I recently had the opportunity to participate in a panel on end-of-life care jointly sponsored the Charles E. Smith Life Communities in Rockville MD,  Suburban Hospital in Bethesda, MD,, and Sibley Hospital in Washington, D.C. The session was part of a day-long program on care transitions and highlighted the special importance of  caring for the dying.

My fellow panelists and I brought a wide range of perspectives. I represented the views of patients and their families. Rabbi Jim Michaels is a chaplain who serves residents and patients at the Charles E. Smith continuing care community; Dr. Thomas Smith is an oncologist and director of palliative care at Johns Hopkins; Steven A. Widdes is a noted elder care attorney; and Dr. Richard Alcorta is an emergency room physician, the Maryland State EMS medical director, and the man who plays a key role in implementing the state’s MOLST program.

MOLST, or Medical Orders for Life-Sustaining Treatment, is a form that allows people to make their medical wishes known to health profressionals. In some states, it is called a POLST, or physician order.

Despite our very different backgrounds and perspective, we all ended up delivering a similar message: It is essential that everyone involved with a dying patient communicate. This is important for all patients–and rarely done well. But when it comes to the highly emotional and complex issues surrounding end of life, it is especially key.

That means physicians should honestly and compassionately discuss what is happening with a patient and her family. When someone is diagnosed with a fatal disease, they must be told. 

Not long ago, doctors rarely had these conversations. That is changing, but not fast enough. There are still physicians who won’t give patients the “bad news” because they believe people will “lose hope.” In fact, many dying patients already suspect they are dying. Often, they want to talk about it. They need a doctor willing to have the discussion.

If a doctor is not comfortable talking about death, he can turn to others for help. Palliative care teams are invaluable, though attending physicians need to request their assistance much sooner than they often do. Clergy and chaplains can provide special assistance. And, often, hospice can play a big role (full disclosure: my wife is a hospice chaplain).

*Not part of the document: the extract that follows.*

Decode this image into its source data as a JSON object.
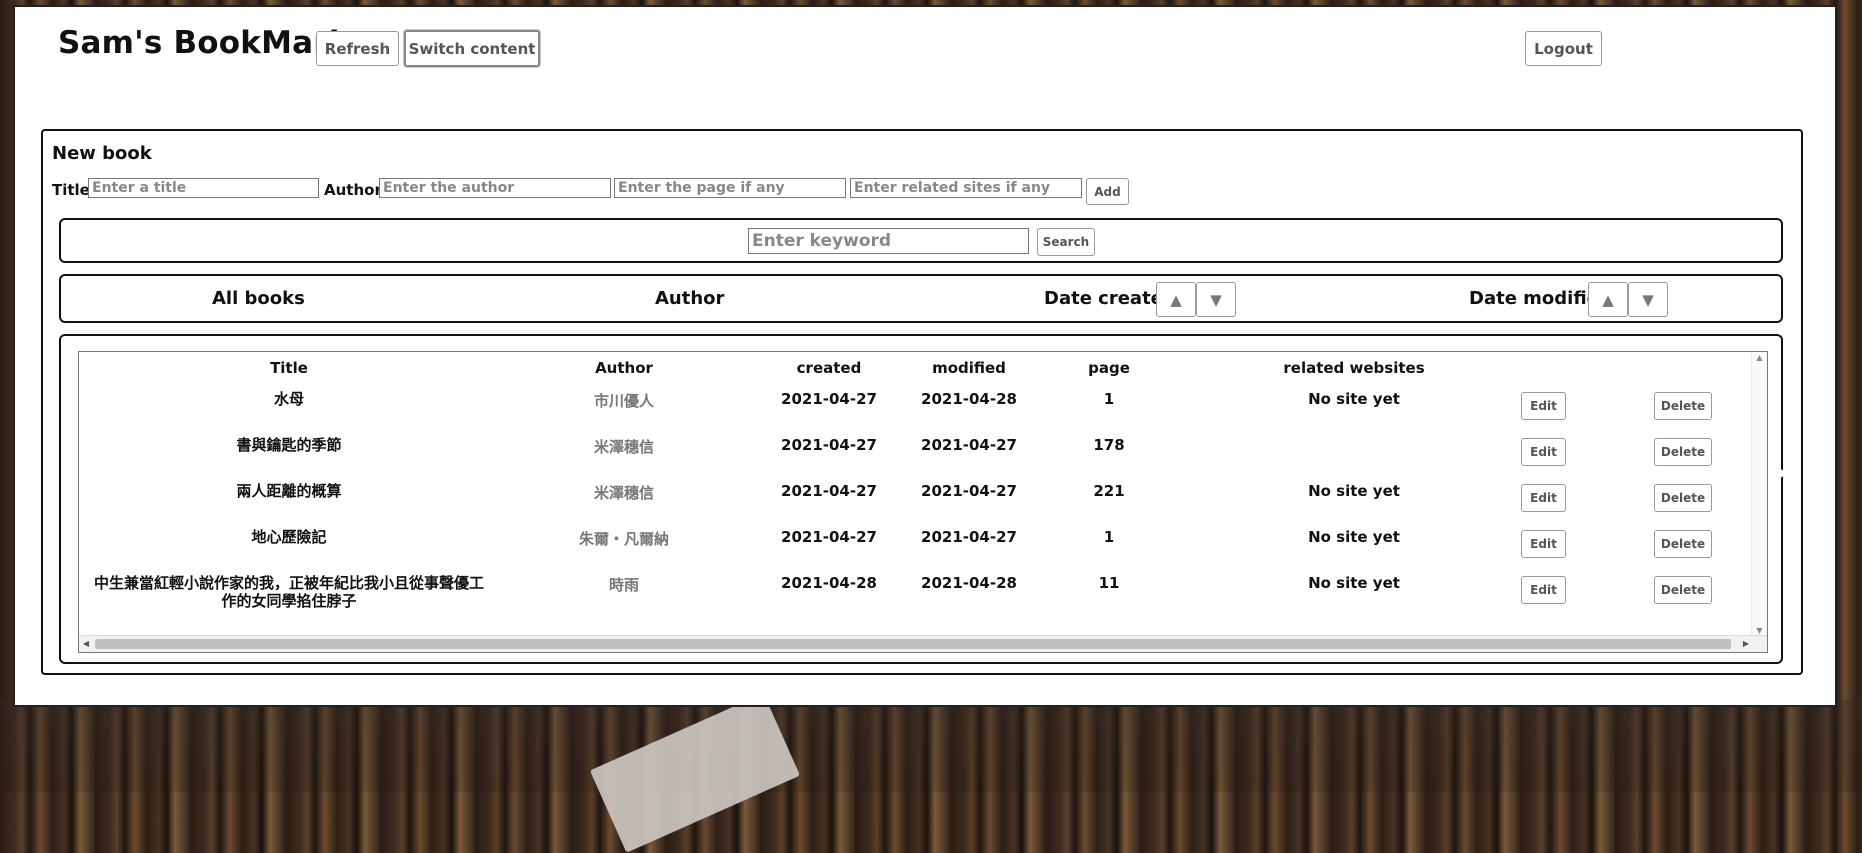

These discussions should also involve the family. Often relatives disagree about end-of-life issues. But when they can, the patients themselves should make the decisions. That’s one reason why advance directives such as MOLST forms are so important. They encourage families to talk.

And usually, if family members are able to air their disagreements, these disputes can be resolved. Not always, of course. But surprisingly often.  

Health and personal care in the 21st century is complicated. It often provides multiple providers–primary care doctors, specialists, nurses, physical therapists, pharmacists, and others. And it takes place in a wide range of settings–home, hospital, nursing home, and assisted living facilities. Getting those care transitions right is critically important  but all the more so when a patient is dying. 

The hospital and nursing home administrators, care mangers, nurses, doctors, and other health professionals who came to this conference cared enough to take a day out of their schedules to listen to what we had to say. I hope they take some of it to heart.